The FCS methods can be further classified into two categories that are univariate and multivariate methods. In univariate FCS methods:

Calculation of a gene score for each gene by using each row of the expression matrix.
Calculation of gene set score by using gene scores for each set of genes.
Assessment of the significance of gene set scores
Reporting of differentially enriched gene sets.

In the case of the multivariate FCS method, direct calculation of gene set score is done from the expression matrix.

Besides these two main categories, some of the tools are topology-based pathway methods.

Topology-based Pathway

All the genes in a given pathway do not have an equally significant role. The information and knowledge of pathway topology like gene product interactions are helpful in the quantification of gene importance to pathway activity. The accuracy of enrichment analysis is enhanced with topology information.

Table 4: Functional Enrichment analysis tools with their categorization

Essential Databases of Functional Enrichment analysis

In functional enrichment analysis, two databases are quite essential. These are Gene Ontology (GO) and Kyoto Encyclopedia of Genes and Genomes (KEGG). These databases emerged around the time when the first eukaryotic genome was released publicly and they have a single main objective i.e., to systematically catalog the function of genes and proteins.

Gene Ontology (GO)

The cornerstone of functional enrichment analysis is the GO. It initiates discoveries by knowledge-based computational analysis of biological data produced from large assays. GO can select or reject hypotheses and deductions related to biology by determining the annotated function which is over-represented in a given gene set of interest.

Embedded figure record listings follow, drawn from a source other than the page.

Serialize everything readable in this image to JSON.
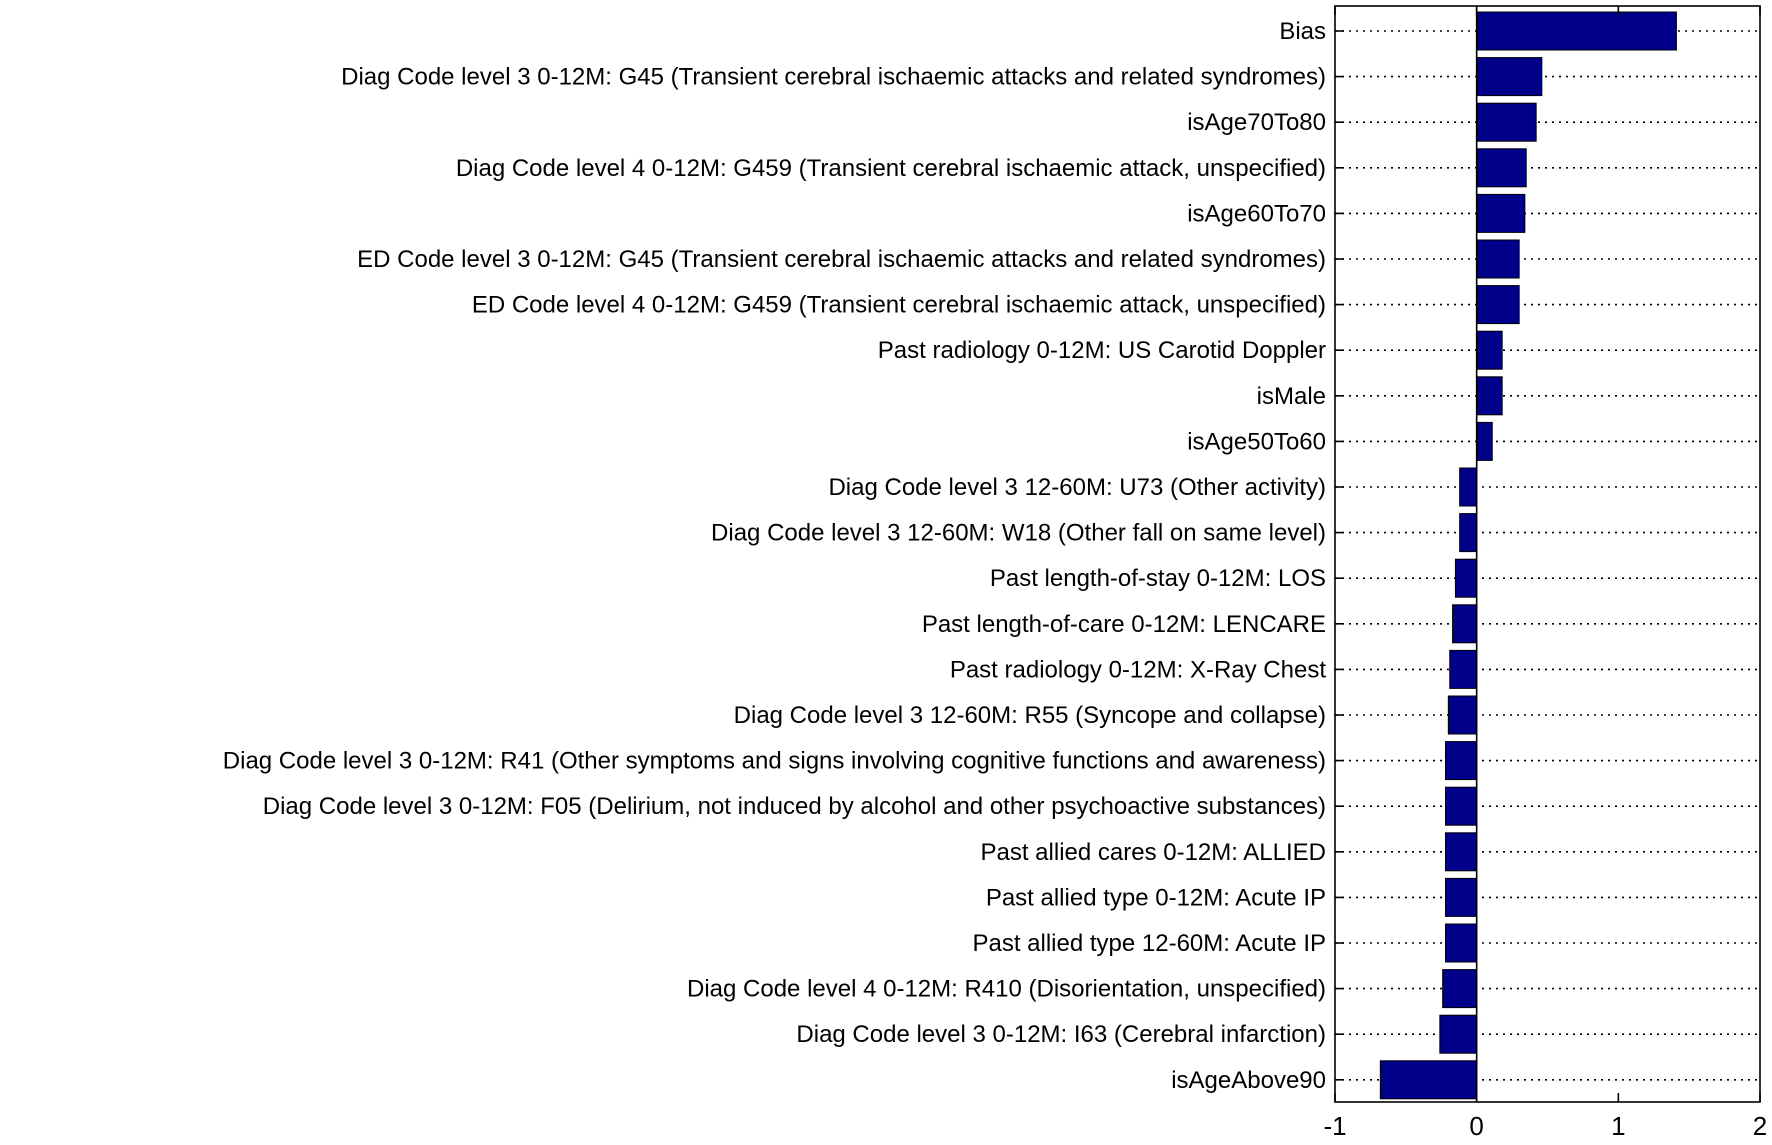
{
  "chart_data": {
    "type": "bar",
    "orientation": "horizontal",
    "title": "",
    "xlabel": "",
    "ylabel": "",
    "xlim": [
      -1,
      2
    ],
    "xticks": [
      -1,
      0,
      1,
      2
    ],
    "xtick_labels": [
      "-1",
      "0",
      "1",
      "2"
    ],
    "grid": "dotted horizontal lines at each category",
    "legend": "none",
    "bar_color": "#00008B",
    "bar_edge_color": "#000000",
    "categories": [
      "Bias",
      "Diag Code level 3 0-12M: G45 (Transient cerebral ischaemic attacks and related syndromes)",
      "isAge70To80",
      "Diag Code level 4 0-12M: G459 (Transient cerebral ischaemic attack, unspecified)",
      "isAge60To70",
      "ED Code level 3 0-12M: G45 (Transient cerebral ischaemic attacks and related syndromes)",
      "ED Code level 4 0-12M: G459 (Transient cerebral ischaemic attack, unspecified)",
      "Past radiology 0-12M: US Carotid Doppler",
      "isMale",
      "isAge50To60",
      "Diag Code level 3 12-60M: U73 (Other activity)",
      "Diag Code level 3 12-60M: W18 (Other fall on same level)",
      "Past length-of-stay  0-12M: LOS",
      "Past length-of-care 0-12M: LENCARE",
      "Past radiology 0-12M: X-Ray Chest",
      "Diag Code level 3 12-60M: R55 (Syncope and collapse)",
      "Diag Code level 3 0-12M: R41 (Other symptoms and signs involving cognitive functions and awareness)",
      "Diag Code level 3 0-12M: F05 (Delirium, not induced by alcohol and other psychoactive substances)",
      "Past allied cares 0-12M: ALLIED",
      "Past allied type 0-12M: Acute IP",
      "Past allied type 12-60M: Acute IP",
      "Diag Code level 4 0-12M: R410 (Disorientation, unspecified)",
      "Diag Code level 3 0-12M: I63 (Cerebral infarction)",
      "isAgeAbove90"
    ],
    "values": [
      1.41,
      0.46,
      0.42,
      0.35,
      0.34,
      0.3,
      0.3,
      0.18,
      0.18,
      0.11,
      -0.12,
      -0.12,
      -0.15,
      -0.17,
      -0.19,
      -0.2,
      -0.22,
      -0.22,
      -0.22,
      -0.22,
      -0.22,
      -0.24,
      -0.26,
      -0.68
    ]
  }
}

Gene Ontology (GO) defines our knowledge and information of the biological realm concerning three features:

The GO structure is explained with a graph in which each GO term is a node and edges between the nodes represent the relationship between the GO terms. GO is mostly hierarchical with the ‘recent child’ term being more specialized as compared to ‘former parent’ terms. The graph of GO is given by following figure 2:

Figure 2: Graph of Gene Ontology terms

Kyoto Encyclopedia of Genes and Genomes (KEGG)

KEGG is a functional enrichment analysis database resource that allows us to understand high-level functions and the importance of biological systems from cells to the organism and the ecosystem. It is a computer-based resource of a biological system that has molecular building blocks of proteins and genes i.e., genomic knowledge and chemical information. This information is integrated with knowledge of molecular wiring diagrams of interaction, reaction, and relation networks. It also has information about diseases and drugs that cause disturbances to the biological system.

Conclusion

Functional enrichment analysis is playing a very crucial role in the analysis of the large bulk of data produced by high-throughput techniques. It has allowed us to assign a function to previously unknown genes and also it has helped in the elucidation of many important biological pathways. There are a number of tools available for functional enrichment analysis but still, each of them has a shortcoming, and still there is a need for gold standard tool in functional enrichment analysis.